1. Un projet économique
Au lendemain de la Seconde Guerre mondiale naît l'idée de rapprocher l'Allemagne et la France, pour éviter un nouveau conflit, en développant leurs relations dans le cadre d'une communauté européenne.
a) Un espace de libre-échange
• La CECA apparaît en 1951. Dans les six pays qui en font partie (France, RFA, Italie, Belgique, Pays-Bas, Luxembourg), les taxes douanières sur le fer, l'acier et le charbon sont supprimées.
En 1957 est créée, par le traité de Rome, la Communauté économique européenne (CEE) qui doit mettre en place un marché commun (espace de libre-échange). Les barrières douanières entre les États membres sont supprimées pour tous les produits. Les importations en provenance des pays ne participant pas à la CEE se voient appliquer un seul et même tarif douanier.
• Une étape nouvelle est franchie en 1986 avec l'Acte unique qui se traduit en 1993 par l'instauration du « grand marché unique ». Désormais les marchandises, les capitaux, les services et les personnes circulent librement.
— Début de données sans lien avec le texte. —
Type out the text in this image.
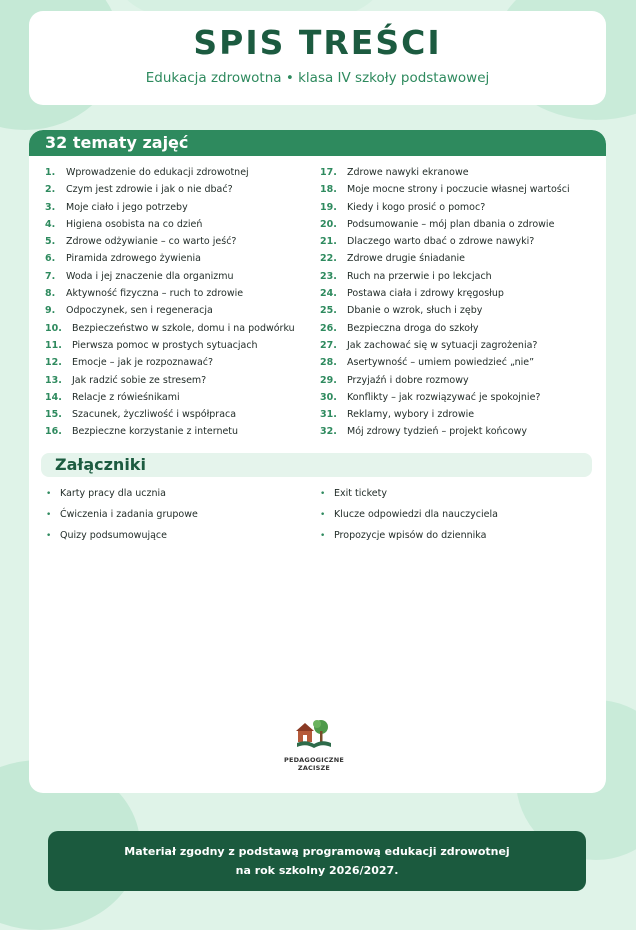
SPIS TREŚCI
Edukacja zdrowotna • klasa IV szkoły podstawowej
32 tematy zajęć
1.	Wprowadzenie do edukacji zdrowotnej
2.	Czym jest zdrowie i jak o nie dbać?
3.	Moje ciało i jego potrzeby
4.	Higiena osobista na co dzień
5.	Zdrowe odżywianie – co warto jeść?
6.	Piramida zdrowego żywienia
7.	Woda i jej znaczenie dla organizmu
8.	Aktywność fizyczna – ruch to zdrowie
9.	Odpoczynek, sen i regeneracja
10.	Bezpieczeństwo w szkole, domu i na podwórku
11.	Pierwsza pomoc w prostych sytuacjach
12.	Emocje – jak je rozpoznawać?
13.	Jak radzić sobie ze stresem?
14.	Relacje z rówieśnikami
15.	Szacunek, życzliwość i współpraca
16.	Bezpieczne korzystanie z internetu
17.	Zdrowe nawyki ekranowe
18.	Moje mocne strony i poczucie własnej wartości
19.	Kiedy i kogo prosić o pomoc?
20.	Podsumowanie – mój plan dbania o zdrowie
21.	Dlaczego warto dbać o zdrowe nawyki?
22.	Zdrowe drugie śniadanie
23.	Ruch na przerwie i po lekcjach
24.	Postawa ciała i zdrowy kręgosłup
25.	Dbanie o wzrok, słuch i zęby
26.	Bezpieczna droga do szkoły
27.	Jak zachować się w sytuacji zagrożenia?
28.	Asertywność – umiem powiedzieć „nie”
29.	Przyjaźń i dobre rozmowy
30.	Konflikty – jak rozwiązywać je spokojnie?
31.	Reklamy, wybory i zdrowie
32.	Mój zdrowy tydzień – projekt końcowy
Załączniki
• Karty pracy dla ucznia
• Ćwiczenia i zadania grupowe
• Quizy podsumowujące
• Exit tickety
• Klucze odpowiedzi dla nauczyciela
• Propozycje wpisów do dziennika
PEDAGOGICZNE
ZACISZE
Materiał zgodny z podstawą programową edukacji zdrowotnej
na rok szkolny 2026/2027.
b) Une politique économique commune
• Le traité de Rome exprime la volonté de mettre en place des politiques communes.
• En 1968, la PAC (Politique agricole commune) est établie. Il s'agit, en garantissant les prix, de permettre la modernisation de l'agriculture et d'assurer à l'Europe l'autosuffisance alimentaire. La PAC a parfaitement atteint les objectifs fixés. Elle a, d'une certaine façon, valeur d'exemple puisqu'il n'existe à ce jour aucune politique commune dans les autres secteurs d'activités (industrie, transport, services).
c) L'euro
• L'un des buts du traité de Maastricht (1992) est l'émergence d'une Union économique et monétaire (UEM). Le 1er janvier 1999, une monnaie unique, l'euro, entre en vigueur dans onze pays de l'Union. Elle est gérée par la Banque centrale européenne, à Francfort. En supprimant la nécessité de changer la monnaie, l'Union européenne tente de faciliter encore les échanges (et donc de les accroître).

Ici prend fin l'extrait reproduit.